For yesterday was Martin Luther King, Jr. Day, a public holiday in the US where concerts and events across the land commemorate the great civil rights leader’s legacy.

And here in the Bronx, NY, I wandered up the road to the Hebrew Institute of Riverdale (HIR), an open-minded, left-leaning Orthodox synagogue, to witness something quite remarkable – and the most un-shul-like experience you could possibly imagine.

view concert flyer here

Here was a truly uplifting evening of song starring a dead cool Reverend (Roger Hambrick) with his Green Pastures Baptist Choir singing their socks off (to quote Cheryl Cole) alongside Jewish spiritual singer Neshama Carlebach to a packed auditorium. It all just felt far too cool to be taking place in a shul.

(well, apart from a very sincere communal rendition of the American national anthem which nearly got me and another English friend into trouble as we nearly got the giggles – can you imagine British Jews being patriotic enough to sing ‘God Save the Queen’ in shul?)

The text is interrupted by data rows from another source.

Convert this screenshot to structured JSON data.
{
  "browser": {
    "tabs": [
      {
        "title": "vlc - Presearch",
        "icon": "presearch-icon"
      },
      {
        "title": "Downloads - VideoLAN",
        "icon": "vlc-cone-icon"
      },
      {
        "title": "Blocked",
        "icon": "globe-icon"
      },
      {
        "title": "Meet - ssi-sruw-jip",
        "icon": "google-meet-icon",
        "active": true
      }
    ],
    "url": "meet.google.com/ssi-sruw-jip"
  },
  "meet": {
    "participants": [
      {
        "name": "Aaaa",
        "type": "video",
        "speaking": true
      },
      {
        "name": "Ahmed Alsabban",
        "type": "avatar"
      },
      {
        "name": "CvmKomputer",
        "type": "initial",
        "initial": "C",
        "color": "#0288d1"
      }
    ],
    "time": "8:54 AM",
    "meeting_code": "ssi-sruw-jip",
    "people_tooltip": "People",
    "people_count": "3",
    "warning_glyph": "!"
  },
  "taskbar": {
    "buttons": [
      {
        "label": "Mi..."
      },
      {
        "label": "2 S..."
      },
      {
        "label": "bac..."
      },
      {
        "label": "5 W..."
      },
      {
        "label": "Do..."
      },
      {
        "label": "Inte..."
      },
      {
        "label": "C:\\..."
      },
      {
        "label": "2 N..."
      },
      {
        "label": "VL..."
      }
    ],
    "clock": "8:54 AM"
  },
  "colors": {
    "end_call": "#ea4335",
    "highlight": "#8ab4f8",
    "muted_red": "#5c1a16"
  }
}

Here were Rabbi and Reverend, Jew and Christian, Black and White, man and woman, old and young, all standing together, singing, dancing, cheering, committing to right the wrongs in the world. Here were Afro-American gospel singers putting their own spin on legendary Carlebach tunes, Rabbis pledging the Jewish community’s commitment to helping victims of the Haiti earthquake, to rebuilding post-Katrina New Orleans.

Here was Judaism actually getting off its insular, complacent backside and turning outwards to connect with other faiths, mobilising to fight injustice.

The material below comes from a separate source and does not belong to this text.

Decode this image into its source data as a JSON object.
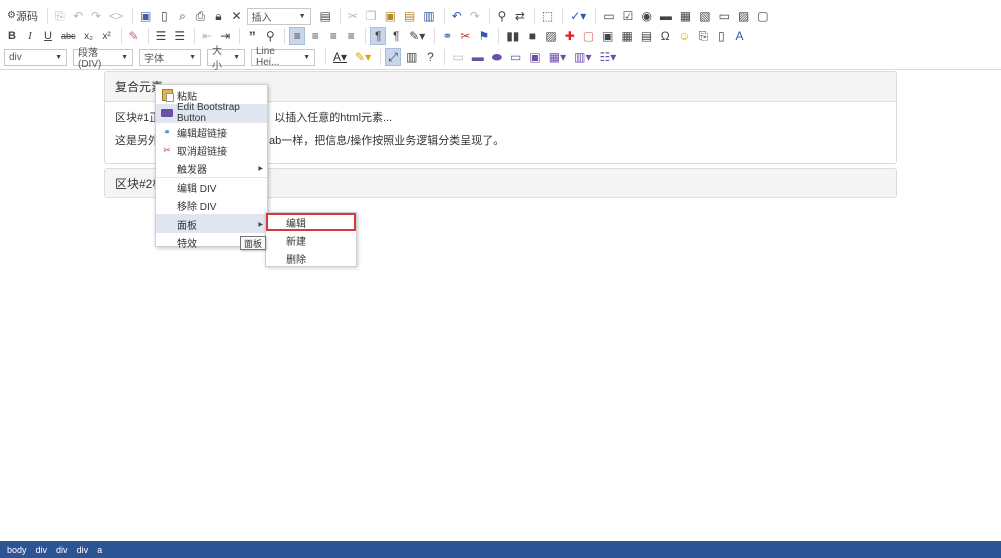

You simply couldn’t help getting carried away with all the upbeat energy floating around the room – it was positively infectious this positive energy thing. I was starting to get worried about myself – could this American ‘Yes We Can!’ upbeat optimism really be getting to cynical old European me?

Well, guess what, the first thing I did when I got home was send an email to a local NGO about volunteering possibilities…

…And then a new day began, and I came back down to earth with a bit of bang:  Apparently the world had not become perfect overnight after all. People still hated each other. Sigh.

I heard reports that today in Manchester, in the north of England, there were anti-riot police called in to watch over some Satmar** Hassidic demonstrators sparring with pro-Israel counter-demonstrators outside a hotel where a meeting was going on for Jewish people interested in moving to Israel.

Fractured inter-denominational Jewish communities? Business as usual?

* Shul – the common Yiddish term for “synagogue”

**Satmar is a Hassidic group extremely hostile to the idea of the modern secular State of Israel.